İşte girizgahta paylaştığım Atatürk’ün imzasının olduğu kararname de bu arşivden çıkmış.
Atatürk, 1935 yılında İznik Surlarının gün yüzüne çıkması için bir Alman enstitüsünün kazı yapmasına izin veriyor.
***
Son derece ilginç belgeleri de gösterdi bize Sargın.
Mesela, 28 Aralık 1913 tarihli bir belgede Osmanlı Padişahı Sultan Mehmet Reşad, İznik Gölü ile Gemlik arasında bir Kanal projesi yapılması talimatını vermiş.
***
Bir diğer belgede, İznik Kalesi duvarlarının sebepsiz tahrip edildiği belirtilerek, surların en iyi şekilde muhafaza edilmesi isteniyor.
***
“Hüdavendigar vilayeti dahilinde İznik nahiyesindeki çinko madeninin kararlaştırılan şartlar ve doksan dokuz sene müddetle Süleyman Saim, İbrahim Halil ve Mahmud Semsi Efendiler uhdelerine ihalesi.“
Bu belgeden de zamanında İznik‘te çinko madeni olduğunu öğreniyoruz.

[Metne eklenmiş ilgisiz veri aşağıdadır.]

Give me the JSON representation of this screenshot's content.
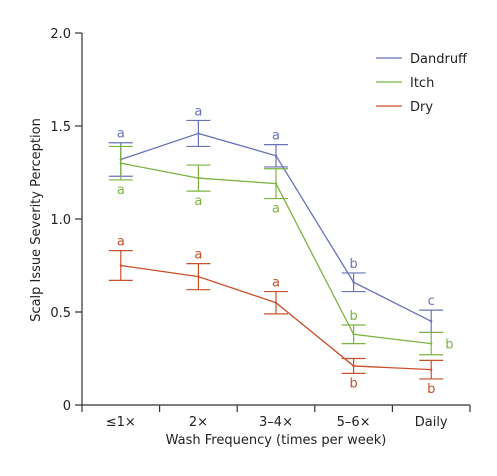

Başkan Sargın‘a, “İznik’te maden var mı?” diye sordum.
“Hayır” dedi ancak bundan sonra araştıracaklarını ekledi.
***
İlginç bir belge de 28 Aralık 1913 tarihli…
Yine Sultan Mehmet Reşad dönemi…
Bu belgeden de İznik’te Hidroelektrik Santral projesinin varlığını öğreniyoruz.
***
Arşivdeki bir başka belgede de şöyle yazıyor:
“İznik’te çivit fabrikası inşası için talep edilen 60 bin kuruşun güçlü bir kefil gösterilmek şartıyla faizli olarak Nafia tertibinden Hazinece verilmesine dair Meclis’i Ahkam-ı Adliye mazbatası.“
Bu belgede iki dikkat çekici nokta var.
Birincisi faiz…
“Osmanlı döneminde faiz mi vardı?” diye sormayın artık.
Evet varmış, üstelik bizzat devletin kendisi faiz alıyormuş.
Bir de çivit fabrikası meselesi…
Çivit, çamaşırları beyazlatmak içn kullanılan toz halindeki bir boya maddesi.
İşte bu maddenin üretimi için bundan 100 yıl önce İznik’te padişah buyruğuyla bir fabrika kuruluyor.
***
Son derece ilginç detayları içinde barındıran onlarca tarihi belge Başkan Sargın’ın masasında duruyor.
Belgelerin tümü doğal olarak Osmanlıca…
Şimdi eski Türkçe ile yazılmış belgeler, Türkçe‘ye çevrilecek.
Ve bu önemli bilgilerin ışığında, İznik‘e yeni bir yol haritası çizilecek.
Son derece yerinde bir çalışma…
Ancak bugüne kadar neden arşivler açılmadı, İznik gibi her karışından tarih fışkıran bir kentin geçmişi araştırılmadı ve Başbakalıktan söz konusu belgeler edinilmedi?
Bu da ayrı bir tartışma konusu şüphesi.